Richárd Bognár

Personal information
- Nationality: Hungary
- Born: 25 April 1967 (age 59) Mosonmagyaróvár, Hungary
- Height: 1.81 m (5 ft 11+1⁄2 in)
- Weight: 105 kg (231 lb)

Sport
- Sport: Shooting
- Event: Double trap
- Club: Honved Bolyai Janos SE
- Coached by: Erzsebet Vasvari

= Richárd Bognár =

Hungarian sport shooter

Richárd Bognár (born April 25, 1967 in Mosonmagyaróvár) is a Hungarian sport shooter. He achieved a sixth-place finish in the men's double trap at the 2011 ISSF World Cup series in Maribor, Slovenia, with a total score of 191 targets, earning him a spot on the Hungarian team for the Olympics. Bognar is also a member of Honved Bolyai Janos SE, and is coached and trained by Erzsebet Vasvari.
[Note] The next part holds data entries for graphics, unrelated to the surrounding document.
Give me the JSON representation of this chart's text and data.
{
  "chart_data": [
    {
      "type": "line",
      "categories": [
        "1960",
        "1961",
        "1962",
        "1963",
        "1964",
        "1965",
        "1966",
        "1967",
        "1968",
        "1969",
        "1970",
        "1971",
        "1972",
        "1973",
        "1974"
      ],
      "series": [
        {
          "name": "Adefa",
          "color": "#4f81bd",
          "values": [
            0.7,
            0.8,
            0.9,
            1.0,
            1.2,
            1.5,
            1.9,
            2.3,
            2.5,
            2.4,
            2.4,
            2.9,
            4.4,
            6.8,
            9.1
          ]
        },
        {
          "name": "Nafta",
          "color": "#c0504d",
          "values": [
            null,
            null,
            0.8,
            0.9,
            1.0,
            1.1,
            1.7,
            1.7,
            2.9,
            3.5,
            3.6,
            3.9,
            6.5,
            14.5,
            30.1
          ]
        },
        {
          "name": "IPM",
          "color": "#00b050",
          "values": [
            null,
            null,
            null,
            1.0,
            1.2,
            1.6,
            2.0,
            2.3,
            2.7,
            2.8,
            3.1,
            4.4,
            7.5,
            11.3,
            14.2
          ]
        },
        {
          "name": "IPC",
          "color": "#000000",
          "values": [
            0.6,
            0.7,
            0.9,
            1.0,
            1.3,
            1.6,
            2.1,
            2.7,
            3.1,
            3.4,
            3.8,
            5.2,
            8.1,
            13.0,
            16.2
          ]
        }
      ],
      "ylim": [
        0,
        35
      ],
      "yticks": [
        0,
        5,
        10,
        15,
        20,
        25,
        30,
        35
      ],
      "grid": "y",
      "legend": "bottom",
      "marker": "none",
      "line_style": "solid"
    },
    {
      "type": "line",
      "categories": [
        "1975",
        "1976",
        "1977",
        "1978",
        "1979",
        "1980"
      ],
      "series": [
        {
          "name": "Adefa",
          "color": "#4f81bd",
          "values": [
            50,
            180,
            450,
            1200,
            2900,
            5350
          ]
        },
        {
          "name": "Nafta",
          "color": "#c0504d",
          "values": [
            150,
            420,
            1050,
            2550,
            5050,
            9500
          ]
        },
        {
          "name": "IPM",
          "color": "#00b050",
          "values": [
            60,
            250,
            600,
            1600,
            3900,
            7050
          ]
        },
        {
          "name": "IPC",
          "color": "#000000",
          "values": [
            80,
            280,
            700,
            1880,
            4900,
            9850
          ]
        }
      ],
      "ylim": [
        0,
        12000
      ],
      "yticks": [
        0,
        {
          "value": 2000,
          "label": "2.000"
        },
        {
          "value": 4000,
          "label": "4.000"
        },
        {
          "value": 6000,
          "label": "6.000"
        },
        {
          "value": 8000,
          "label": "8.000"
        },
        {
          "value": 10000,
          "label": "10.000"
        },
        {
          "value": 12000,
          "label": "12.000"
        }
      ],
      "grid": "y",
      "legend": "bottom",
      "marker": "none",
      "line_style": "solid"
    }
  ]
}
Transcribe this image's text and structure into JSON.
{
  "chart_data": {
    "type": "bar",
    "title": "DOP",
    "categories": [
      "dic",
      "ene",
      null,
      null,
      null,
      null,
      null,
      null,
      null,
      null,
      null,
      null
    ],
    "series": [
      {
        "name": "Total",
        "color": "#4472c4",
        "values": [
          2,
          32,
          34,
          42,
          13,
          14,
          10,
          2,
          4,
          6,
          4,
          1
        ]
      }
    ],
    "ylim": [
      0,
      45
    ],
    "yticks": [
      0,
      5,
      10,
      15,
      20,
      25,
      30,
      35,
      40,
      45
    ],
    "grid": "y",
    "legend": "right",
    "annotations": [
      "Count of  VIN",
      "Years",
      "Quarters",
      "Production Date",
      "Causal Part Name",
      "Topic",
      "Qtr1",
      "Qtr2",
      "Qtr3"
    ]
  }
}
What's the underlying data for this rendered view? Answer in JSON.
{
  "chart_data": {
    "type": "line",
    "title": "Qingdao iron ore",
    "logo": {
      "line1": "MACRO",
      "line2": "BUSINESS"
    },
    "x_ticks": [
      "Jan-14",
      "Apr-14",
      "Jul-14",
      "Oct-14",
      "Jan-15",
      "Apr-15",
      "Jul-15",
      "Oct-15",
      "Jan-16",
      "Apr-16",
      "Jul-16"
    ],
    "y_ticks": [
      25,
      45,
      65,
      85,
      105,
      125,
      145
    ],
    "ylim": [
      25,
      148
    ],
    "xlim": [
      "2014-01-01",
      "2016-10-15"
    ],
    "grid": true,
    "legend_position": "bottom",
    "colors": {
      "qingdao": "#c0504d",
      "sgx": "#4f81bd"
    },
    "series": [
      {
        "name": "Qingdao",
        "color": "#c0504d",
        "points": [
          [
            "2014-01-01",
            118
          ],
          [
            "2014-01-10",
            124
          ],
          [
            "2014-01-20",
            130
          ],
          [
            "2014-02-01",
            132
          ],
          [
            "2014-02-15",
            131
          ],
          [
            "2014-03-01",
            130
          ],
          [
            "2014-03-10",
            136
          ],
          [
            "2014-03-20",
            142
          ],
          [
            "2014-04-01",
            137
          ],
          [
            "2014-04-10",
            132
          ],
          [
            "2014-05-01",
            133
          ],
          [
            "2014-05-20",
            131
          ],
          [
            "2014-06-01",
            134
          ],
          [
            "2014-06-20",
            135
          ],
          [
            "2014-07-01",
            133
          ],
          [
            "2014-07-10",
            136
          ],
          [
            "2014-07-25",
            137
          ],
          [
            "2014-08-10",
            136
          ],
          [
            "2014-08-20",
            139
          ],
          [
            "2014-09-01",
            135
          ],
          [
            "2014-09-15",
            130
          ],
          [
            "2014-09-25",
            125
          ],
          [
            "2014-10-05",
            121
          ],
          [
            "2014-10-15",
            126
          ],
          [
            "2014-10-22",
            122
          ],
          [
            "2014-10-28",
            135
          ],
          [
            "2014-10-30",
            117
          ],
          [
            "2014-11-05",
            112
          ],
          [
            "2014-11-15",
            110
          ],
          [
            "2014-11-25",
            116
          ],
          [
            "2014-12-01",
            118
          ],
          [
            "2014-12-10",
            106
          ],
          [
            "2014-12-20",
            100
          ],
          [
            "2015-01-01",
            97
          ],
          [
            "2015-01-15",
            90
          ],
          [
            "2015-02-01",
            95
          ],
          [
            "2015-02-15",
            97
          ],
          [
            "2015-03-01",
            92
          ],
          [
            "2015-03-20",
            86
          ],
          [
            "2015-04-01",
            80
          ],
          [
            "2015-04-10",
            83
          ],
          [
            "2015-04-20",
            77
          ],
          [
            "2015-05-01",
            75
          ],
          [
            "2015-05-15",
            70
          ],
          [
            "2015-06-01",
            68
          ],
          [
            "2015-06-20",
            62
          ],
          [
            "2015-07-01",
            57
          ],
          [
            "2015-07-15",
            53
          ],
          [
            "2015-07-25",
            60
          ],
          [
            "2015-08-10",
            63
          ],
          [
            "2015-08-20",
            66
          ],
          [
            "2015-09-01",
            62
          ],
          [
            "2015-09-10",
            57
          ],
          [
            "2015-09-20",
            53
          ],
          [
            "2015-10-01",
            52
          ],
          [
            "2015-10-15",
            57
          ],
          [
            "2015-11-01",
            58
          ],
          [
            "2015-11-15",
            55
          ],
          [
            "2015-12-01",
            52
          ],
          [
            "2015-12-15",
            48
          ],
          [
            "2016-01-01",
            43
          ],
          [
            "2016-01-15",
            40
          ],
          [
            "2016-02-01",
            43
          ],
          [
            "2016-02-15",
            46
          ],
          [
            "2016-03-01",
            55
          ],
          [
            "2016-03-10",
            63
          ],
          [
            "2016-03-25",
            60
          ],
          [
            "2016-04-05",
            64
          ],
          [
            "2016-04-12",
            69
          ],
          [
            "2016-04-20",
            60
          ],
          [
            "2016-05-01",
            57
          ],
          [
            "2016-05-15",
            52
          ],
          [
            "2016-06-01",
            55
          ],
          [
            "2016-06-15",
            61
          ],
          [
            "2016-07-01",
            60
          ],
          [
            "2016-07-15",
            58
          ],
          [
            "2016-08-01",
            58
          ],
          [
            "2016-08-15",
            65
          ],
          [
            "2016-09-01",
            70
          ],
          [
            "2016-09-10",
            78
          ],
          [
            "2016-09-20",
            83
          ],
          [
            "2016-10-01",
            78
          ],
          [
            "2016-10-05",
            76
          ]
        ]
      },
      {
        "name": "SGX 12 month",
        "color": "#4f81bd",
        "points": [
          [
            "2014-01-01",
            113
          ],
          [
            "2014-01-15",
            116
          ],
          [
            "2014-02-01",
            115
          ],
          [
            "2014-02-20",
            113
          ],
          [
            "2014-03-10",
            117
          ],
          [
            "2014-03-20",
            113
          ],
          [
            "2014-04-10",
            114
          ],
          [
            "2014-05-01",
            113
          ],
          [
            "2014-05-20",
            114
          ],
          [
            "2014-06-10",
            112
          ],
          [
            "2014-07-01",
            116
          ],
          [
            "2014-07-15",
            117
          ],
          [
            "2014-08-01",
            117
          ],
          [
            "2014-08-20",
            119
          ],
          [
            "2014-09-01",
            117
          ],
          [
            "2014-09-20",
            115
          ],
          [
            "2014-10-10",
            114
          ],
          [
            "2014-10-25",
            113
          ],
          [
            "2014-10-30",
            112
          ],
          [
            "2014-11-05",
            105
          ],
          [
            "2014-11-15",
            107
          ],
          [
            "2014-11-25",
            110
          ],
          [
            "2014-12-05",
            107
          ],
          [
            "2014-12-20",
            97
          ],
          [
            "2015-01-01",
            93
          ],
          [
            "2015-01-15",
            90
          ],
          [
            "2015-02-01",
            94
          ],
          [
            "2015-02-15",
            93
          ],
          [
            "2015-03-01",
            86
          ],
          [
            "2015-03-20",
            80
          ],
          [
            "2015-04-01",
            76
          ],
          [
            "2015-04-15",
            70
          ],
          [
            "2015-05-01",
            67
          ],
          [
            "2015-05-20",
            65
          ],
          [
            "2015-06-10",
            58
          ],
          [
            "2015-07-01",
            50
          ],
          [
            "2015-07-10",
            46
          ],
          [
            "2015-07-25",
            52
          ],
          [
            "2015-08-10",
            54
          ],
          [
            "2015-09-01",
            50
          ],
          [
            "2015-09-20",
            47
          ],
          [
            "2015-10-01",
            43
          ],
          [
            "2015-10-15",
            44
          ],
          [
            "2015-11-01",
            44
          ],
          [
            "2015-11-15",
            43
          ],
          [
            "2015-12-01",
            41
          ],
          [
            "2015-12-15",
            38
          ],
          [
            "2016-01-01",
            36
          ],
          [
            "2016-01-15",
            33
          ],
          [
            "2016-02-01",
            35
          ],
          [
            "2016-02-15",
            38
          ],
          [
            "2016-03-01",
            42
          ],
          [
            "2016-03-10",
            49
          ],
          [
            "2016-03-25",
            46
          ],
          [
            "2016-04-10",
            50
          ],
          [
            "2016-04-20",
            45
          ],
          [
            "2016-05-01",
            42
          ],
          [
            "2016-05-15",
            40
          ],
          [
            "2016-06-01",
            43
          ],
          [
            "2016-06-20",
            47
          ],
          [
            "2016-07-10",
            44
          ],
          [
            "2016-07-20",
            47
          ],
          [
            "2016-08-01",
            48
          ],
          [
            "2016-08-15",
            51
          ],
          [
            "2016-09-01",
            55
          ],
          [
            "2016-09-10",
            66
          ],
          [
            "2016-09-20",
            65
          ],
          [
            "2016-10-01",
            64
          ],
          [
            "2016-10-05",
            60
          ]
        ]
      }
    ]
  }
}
At age 45, Bognar held the distinction of being the oldest member of the Hungarian team selected for the 2012 Summer Olympics in London, where he competed in the men's double trap. He only finished in sixth place, with a total score of 182 targets (137 in the preliminary rounds and 45 in the final), six points behind winner and world-record holder Peter Wilson of Great Britain.